In a landmark ruling on June 8 of this year, the Supreme Court of Canada ruled that the Charter of Rights and Freedoms constitutionally protects collective bargaining as part of its guarantee of freedom of association.
There is nothing particularly radical or extreme about the Court’s findings. “What is protected is simply the right of employees to associate in a process of collective action to achieve workplace goals. If the government substantially interferes with that right, it violates . . . the Charter,” the Court ruled. For countless workers across Canada who have been stripped of their freedom of association rights, however, the implications of this ruling are very significant indeed.
One group that has long been struggling against the denial of its freedom of association rights is Ontario’s part-time college workers—and our struggle could serve as a model for other workers in similar circumstances.

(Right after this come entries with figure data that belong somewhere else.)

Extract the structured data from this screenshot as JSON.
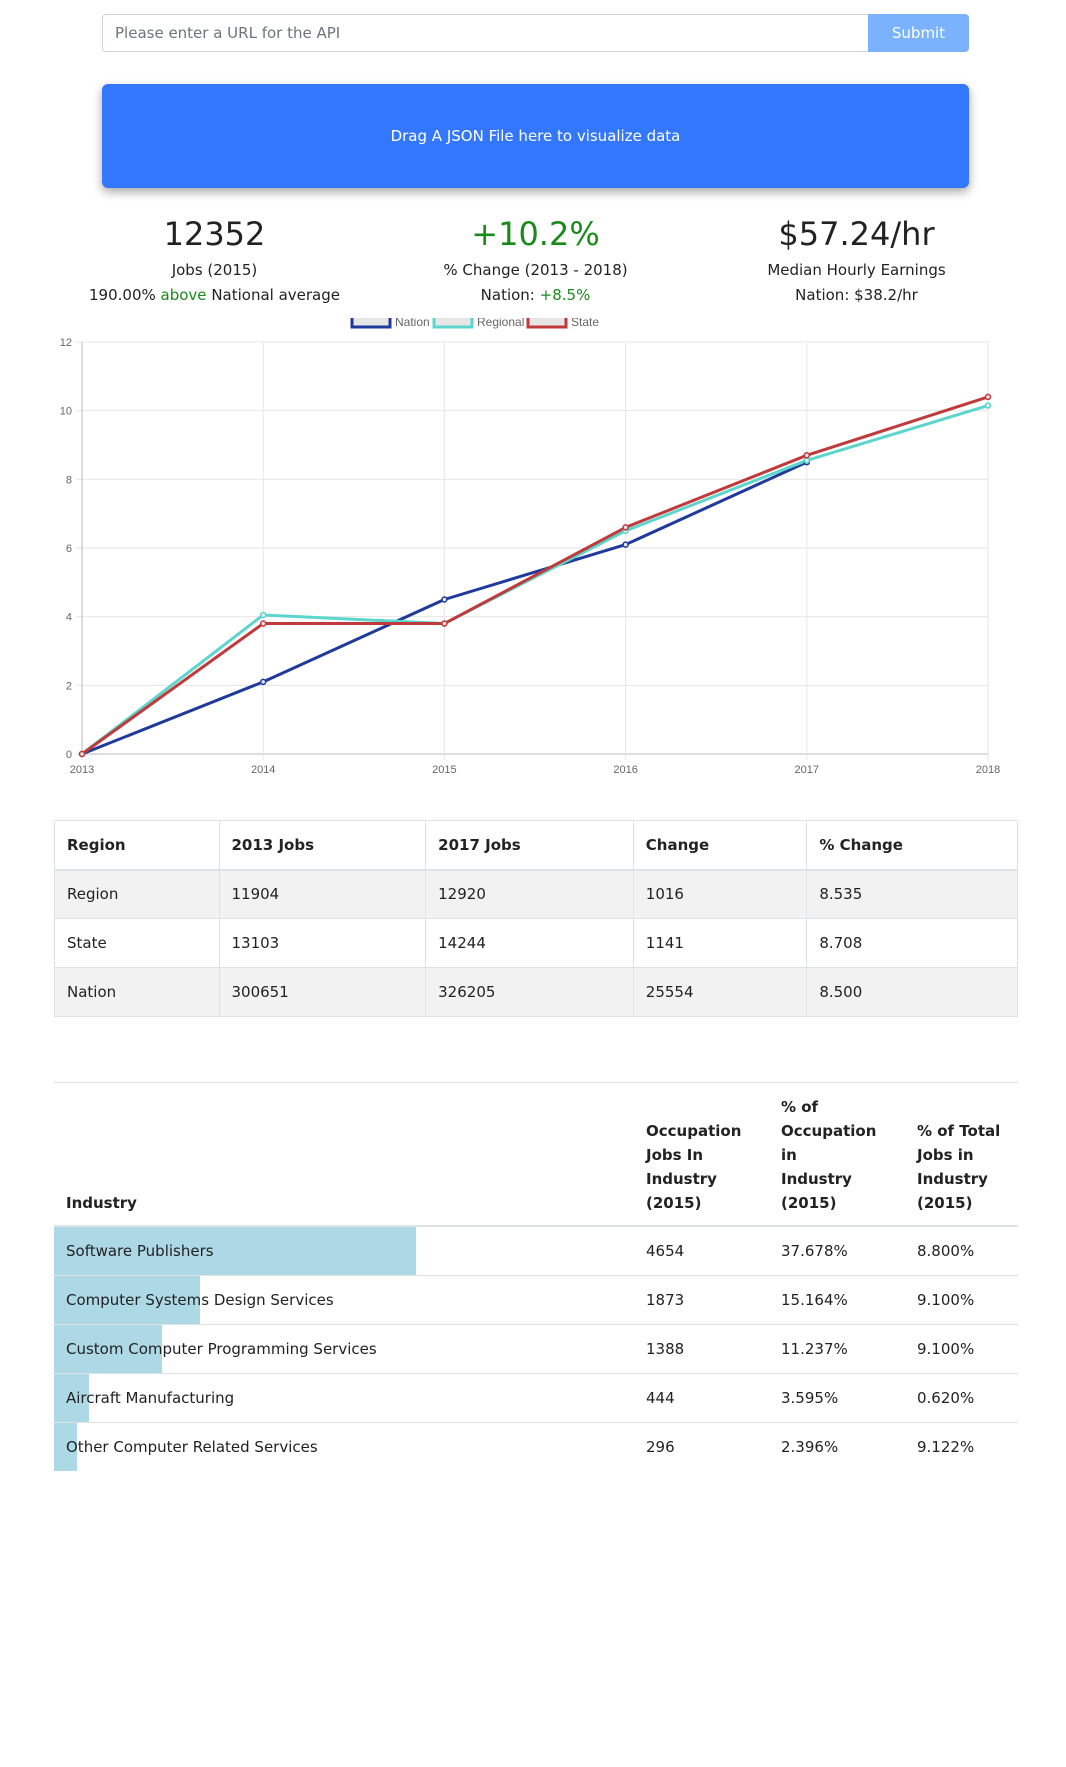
{
  "url_bar": {
    "placeholder": "Please enter a URL for the API",
    "submit_label": "Submit"
  },
  "drop_zone": {
    "label": "Drag A JSON File here to visualize data"
  },
  "stats": {
    "jobs": {
      "value": "12352",
      "label": "Jobs (2015)",
      "sub_value": "190.00%",
      "sub_word": "above",
      "sub_rest": "National average"
    },
    "change": {
      "value": "+10.2%",
      "label": "% Change (2013 - 2018)",
      "sub_prefix": "Nation:",
      "sub_value": "+8.5%"
    },
    "earnings": {
      "value": "$57.24/hr",
      "label": "Median Hourly Earnings",
      "sub": "Nation: $38.2/hr"
    }
  },
  "chart_data": {
    "type": "line",
    "x": [
      "2013",
      "2014",
      "2015",
      "2016",
      "2017",
      "2018"
    ],
    "ylim": [
      0,
      12
    ],
    "yticks": [
      "0",
      "2",
      "4",
      "6",
      "8",
      "10",
      "12"
    ],
    "grid": true,
    "legend": "top-center",
    "series": [
      {
        "name": "Nation",
        "color": "#1f3a9a",
        "values": [
          0,
          2.1,
          4.5,
          6.1,
          8.5,
          null
        ]
      },
      {
        "name": "Regional",
        "color": "#5cd6cc",
        "values": [
          0,
          4.05,
          3.8,
          6.5,
          8.55,
          10.15
        ]
      },
      {
        "name": "State",
        "color": "#c0393b",
        "values": [
          0,
          3.8,
          3.8,
          6.6,
          8.7,
          10.4
        ]
      }
    ]
  },
  "jobs_table": {
    "headers": [
      "Region",
      "2013 Jobs",
      "2017 Jobs",
      "Change",
      "% Change"
    ],
    "rows": [
      [
        "Region",
        "11904",
        "12920",
        "1016",
        "8.535"
      ],
      [
        "State",
        "13103",
        "14244",
        "1141",
        "8.708"
      ],
      [
        "Nation",
        "300651",
        "326205",
        "25554",
        "8.500"
      ]
    ]
  },
  "industry_table": {
    "headers": {
      "industry": "Industry",
      "jobs": [
        "Occupation",
        "Jobs In",
        "Industry",
        "(2015)"
      ],
      "pct_occ": [
        "% of",
        "Occupation in",
        "Industry",
        "(2015)"
      ],
      "pct_total": [
        "% of Total",
        "Jobs in",
        "Industry",
        "(2015)"
      ]
    },
    "bar_color": "#add8e6",
    "rows": [
      {
        "name": "Software Publishers",
        "jobs": "4654",
        "pct_occ": "37.678%",
        "pct_total": "8.800%",
        "bar_share": 0.678
      },
      {
        "name": "Computer Systems Design Services",
        "jobs": "1873",
        "pct_occ": "15.164%",
        "pct_total": "9.100%",
        "bar_share": 0.273
      },
      {
        "name": "Custom Computer Programming Services",
        "jobs": "1388",
        "pct_occ": "11.237%",
        "pct_total": "9.100%",
        "bar_share": 0.202
      },
      {
        "name": "Aircraft Manufacturing",
        "jobs": "444",
        "pct_occ": "3.595%",
        "pct_total": "0.620%",
        "bar_share": 0.065
      },
      {
        "name": "Other Computer Related Services",
        "jobs": "296",
        "pct_occ": "2.396%",
        "pct_total": "9.122%",
        "bar_share": 0.043
      }
    ]
  }
}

In November 2006, with the funding and support of our sisters and brothers in our associated trade union, the Ontario Public Service Employees Union (OPSEU), part-time college workers formed OPSECAAT, the Organization of Part-time and Sessional Employees of the Colleges of Applied Arts and Technology, in order to right an historical wrong. Since 1975, the provincial government’s Colleges Collective Bargaining Act and related legislation have effectively denied part-time college workers the ability to bargain collectively.
The latest estimates put the number of part-time college workers in Ontario at close to 20,000: 10,416 teachers and 8,784 support staff, to be exact.
Ontario’s colleges are chronically underfunded. The province ranks ninth out of the 10 provinces in funding per full-time college student. Because the law does not afford us the ability to organize, part-time college workers have become a source of cheap labour that literally subsidizes the Ontario community college system.
With the recent Supreme Court ruling, however, part-time college workers suddenly had the force of law behind us. In a June 11th media release, we demanded that the McGuinty government amend the legislation to make it consistent with the Court’s ruling.
The momentum shifted almost immediately. We leased a minivan and shrink-wrapped it with the message: “Respect the Charter!” We were prepared to take our message to every government announcement and political event in the province up to election day on October 10. From July on, we got to about two events a week.
On July 24, we crashed a Liberal nomination meeting at a church in Scarborough at which Premier McGuinty was the guest speaker. His aides were clearly spooked by the “Respect the Charter!” minivan parked in front of the church entrance. We asked for a meeting with the Premier and he gave us five minutes. “We want the right to bargain collectively, Mr. Premier, and the Supreme Court is on our side,” I told him. “You can fight us in the courts, but that would be a shameful waste of taxpayers’ money.”
“You want a political solution.”
“We would prefer a political solution.”
When I greeted George Smitherman, Minister of Health and Long Term Care, at a press conference launching a new community health centre in London on August 23, he asked if we were planning to attend every event until election day. “Only if you want me to, George. Or your government can respect the Charter and give part-time college workers the right to bargain collectively.” He nodded slowly and walked off.
A week later, on August 30, the government gave in. It publicly announced that it intended to fully recognize the right of part-time college workers to bargain collectively, and appointed a respected labour relations practitioner, Kevin Whitaker, to undertake a full review of the current legislation.
It was two months since the OPSECAAT “Respect the Charter!” minivan had hit the road. It was less than three months since the Supreme Court decision came down.
At first blush, there seems to be a caveat to this success story, which is that Whitaker will not have completed his review until after the October 10 Ontario provincial election. While the commitment of the Liberals to recognize the right of part-time college workers is unconditional, it is hard to predict with any certainty how a Conservative government would react to Whitaker’s report. (Note: As of press time, the election results were not yet known.)
In a sense, however, it really doesn’t matter. The Supreme Court decision will stand no matter who forms the next government of Ontario. Based on the ruling that there is a constitutional right to collective bargaining, OPSEU is about to embark on a massive membership drive in community colleges across Ontario for the purpose of securing bargaining rights with the employer on a volunteer basis—at least at first. In the final analysis, the end of our struggle to have our right to bargain collectively has already been written.
As Chief Justice Beverley McLachlin and Mr. Justice Louis LeBel noted in their decision, “The right to bargain collectively with an employer enhances the human dignity, liberty and autonomy of workers by giving them the opportunity to influence the establishment of workplace rules and thereby gain some control over a major aspect of their lives, namely their work.”
There are, we know all too well, countless other groups who have similarly had their right to collectively bargain taken from them—from construction workers in Alberta, to health care workers in B.C., to migrant farm workers across the country, to part-time provincial government employees in New Brunswick.
Now is the time to act on this landmark decision to ensure that all workers can exercise their right to form unions and bargain collectively.
Roger Couvrette has been president of OPSECAAT since its founding meeting in November 2006.